Il centro-sud verso la mitezza, al nord breve parentesi nevosa per l’Epifania

AVVENNE IN QUESTI GIORNI: il 4 gennaio 1979 a Pescara si registra una temperatura minima di -13,2°C, il 4 Gennaio 1993 a Bari viene registrato un valore notturno di -5,9°C. Il 6 Gennaio 1709 a Venezia la temperatura crolla fino a –17,5°C, valore mai più toccato nei decenni successivi. Il 6 Gennaio 1999 il Monte Cimone, tra Emilia e Toscana quota 2165 metri, registra il proprio record storico di caldo, per gennaio: +14°C.
 

SITUAZIONE: un corpo nuvoloso transita sulle nostre regioni meridionali apportando qualche piovasco ma è l’Atlantico che sfornerà le perturbazioni più significative. Il centro motore, in approfondimento al largo del Portogallo, si forgia di un’ampia depressione che richiamerà aria mite e umida verso il comparto mediterraneo. Il contrasto con la preesistente corrente fredda determinerà la formazione di una serie di corpi nuvolosi, principalmente diretti verso le nostre regioni settentrionali.

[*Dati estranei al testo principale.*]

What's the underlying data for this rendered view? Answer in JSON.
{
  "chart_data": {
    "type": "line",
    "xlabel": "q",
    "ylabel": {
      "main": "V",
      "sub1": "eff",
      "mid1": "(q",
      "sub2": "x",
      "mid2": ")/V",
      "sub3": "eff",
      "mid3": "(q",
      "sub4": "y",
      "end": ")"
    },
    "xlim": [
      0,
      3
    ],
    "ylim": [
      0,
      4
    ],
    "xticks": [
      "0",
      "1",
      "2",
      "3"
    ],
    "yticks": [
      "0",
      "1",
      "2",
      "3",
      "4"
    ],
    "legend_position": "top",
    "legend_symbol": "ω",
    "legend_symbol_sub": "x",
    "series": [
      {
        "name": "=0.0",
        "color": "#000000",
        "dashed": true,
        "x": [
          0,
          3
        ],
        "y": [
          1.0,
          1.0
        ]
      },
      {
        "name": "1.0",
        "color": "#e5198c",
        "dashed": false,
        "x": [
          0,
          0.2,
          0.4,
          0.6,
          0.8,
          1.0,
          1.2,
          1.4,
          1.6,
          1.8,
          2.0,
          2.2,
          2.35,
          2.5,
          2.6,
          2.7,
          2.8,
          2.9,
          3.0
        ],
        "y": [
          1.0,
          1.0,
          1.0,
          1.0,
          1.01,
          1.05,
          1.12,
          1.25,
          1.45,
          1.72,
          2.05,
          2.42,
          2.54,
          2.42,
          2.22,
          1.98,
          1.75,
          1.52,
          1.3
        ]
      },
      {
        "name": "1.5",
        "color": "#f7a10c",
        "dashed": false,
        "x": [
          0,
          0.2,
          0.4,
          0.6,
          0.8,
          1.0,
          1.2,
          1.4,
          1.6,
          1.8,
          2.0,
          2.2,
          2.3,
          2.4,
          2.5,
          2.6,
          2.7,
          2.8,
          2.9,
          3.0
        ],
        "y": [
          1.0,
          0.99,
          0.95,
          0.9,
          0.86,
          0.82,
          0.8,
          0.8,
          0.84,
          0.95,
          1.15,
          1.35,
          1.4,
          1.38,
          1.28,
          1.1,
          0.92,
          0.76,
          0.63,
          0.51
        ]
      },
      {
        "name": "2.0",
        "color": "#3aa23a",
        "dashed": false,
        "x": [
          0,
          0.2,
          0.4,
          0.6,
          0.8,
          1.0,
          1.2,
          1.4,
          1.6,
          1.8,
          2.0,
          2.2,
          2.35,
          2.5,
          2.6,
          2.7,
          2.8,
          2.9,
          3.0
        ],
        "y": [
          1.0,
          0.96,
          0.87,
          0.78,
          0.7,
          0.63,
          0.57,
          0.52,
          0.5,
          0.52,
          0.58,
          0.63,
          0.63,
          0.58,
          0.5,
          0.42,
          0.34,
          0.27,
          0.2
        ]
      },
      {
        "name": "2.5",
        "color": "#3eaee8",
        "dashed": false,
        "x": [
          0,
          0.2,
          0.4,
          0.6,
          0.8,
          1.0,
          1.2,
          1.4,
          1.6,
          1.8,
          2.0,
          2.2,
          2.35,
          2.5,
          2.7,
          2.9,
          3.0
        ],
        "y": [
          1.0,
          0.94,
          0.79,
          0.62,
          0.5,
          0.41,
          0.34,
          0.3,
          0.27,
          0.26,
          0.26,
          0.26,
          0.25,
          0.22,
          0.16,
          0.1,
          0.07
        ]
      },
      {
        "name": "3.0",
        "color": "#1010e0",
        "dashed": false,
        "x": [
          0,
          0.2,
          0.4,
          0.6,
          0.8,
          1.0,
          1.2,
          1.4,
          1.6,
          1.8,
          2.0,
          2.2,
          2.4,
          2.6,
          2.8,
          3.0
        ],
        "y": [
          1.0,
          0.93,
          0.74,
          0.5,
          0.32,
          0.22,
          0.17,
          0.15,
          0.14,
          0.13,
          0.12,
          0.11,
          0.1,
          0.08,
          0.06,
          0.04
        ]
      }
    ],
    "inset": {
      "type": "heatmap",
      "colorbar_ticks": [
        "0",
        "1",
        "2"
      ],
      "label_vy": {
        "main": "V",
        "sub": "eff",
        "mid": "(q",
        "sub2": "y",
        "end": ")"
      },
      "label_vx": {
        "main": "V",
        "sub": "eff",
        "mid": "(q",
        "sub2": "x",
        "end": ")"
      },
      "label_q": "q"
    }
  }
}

EVOLUZIONE: l’aria mite alimenterà parallelamente un promontorio di alta pressione che, tra l’Epifania e l’11 gennaio, potrà interessare a tratti il nostro meridione, dove, tra l’altro, le temperature saliranno su valori decisamente miti.

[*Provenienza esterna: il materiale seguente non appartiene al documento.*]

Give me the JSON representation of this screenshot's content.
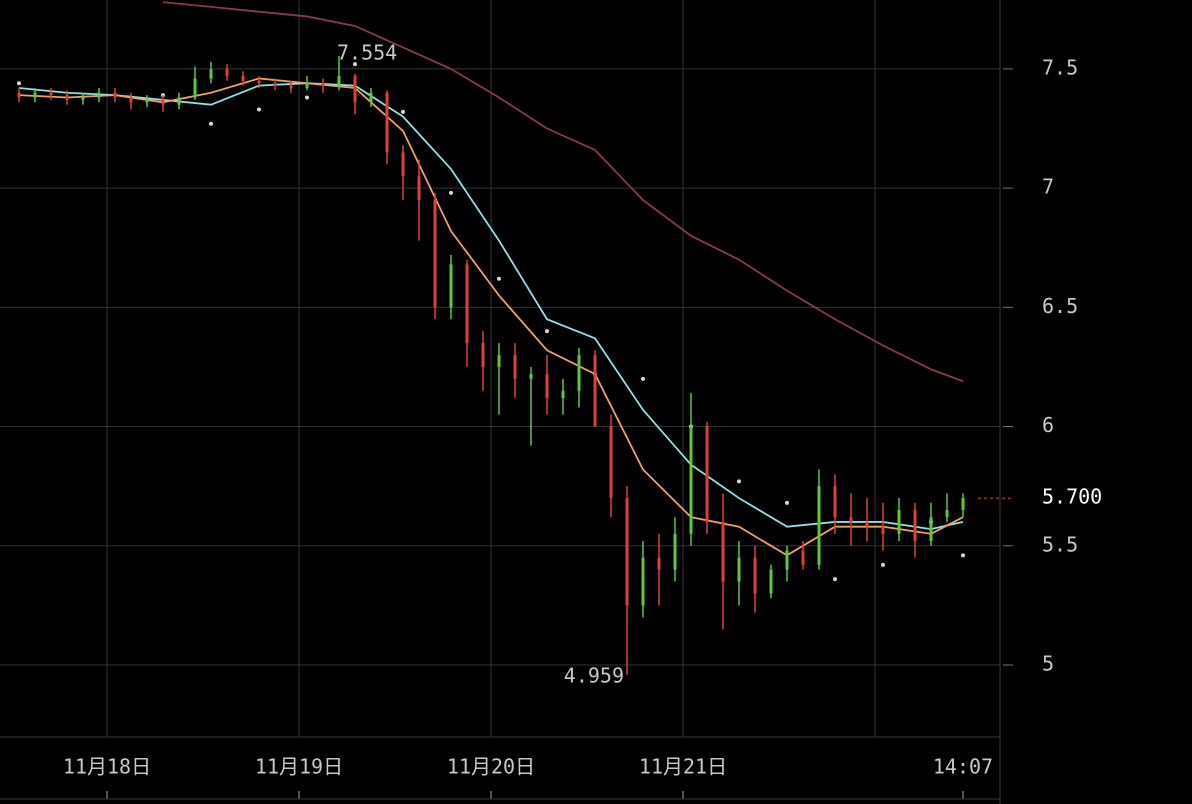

NEVE: è attesa nella giornata dell’Epifania al nord-ovest, a tratti anche in pianura, seppur con epidosi deboli e con accumuli scarsi. A seguire fiocchi solo sulle Alpi e a quote anche piuttosto elevate.

OGGI: nubi irregolari sulle Isole Maggiori e al sud, talora associate anche a qualche breve piovasco. Deboli nevicate in montagna oltre i 1200-1400 metri. Sul resto del Paese poche nubi e spazi di sole a tratti ancdhe ampi, con tempo asciutto. Temperature su valori sotto le medie del periodo, segnatamente al nord.

DOMANI: peggiora al nord con tendenza a deboli precipitazioni, nevose inizialmente fino al piano su Piemonte e Lombardia. Limite bianco in rialzo nel corso della giornata ad iniziare dalla fascia prealpina e pedemontana. Piogge qua e là anche sull’alta Toscana, con quota neve posta intorno a 1400-1600 metri. Sul resto del Paese prevalenza di sole, ma con nubi in aumento su Umbria e Marche, senza conseguenze. Temperature in incipiente aumento, più sensibile al sud e sulle Isole Maggiori.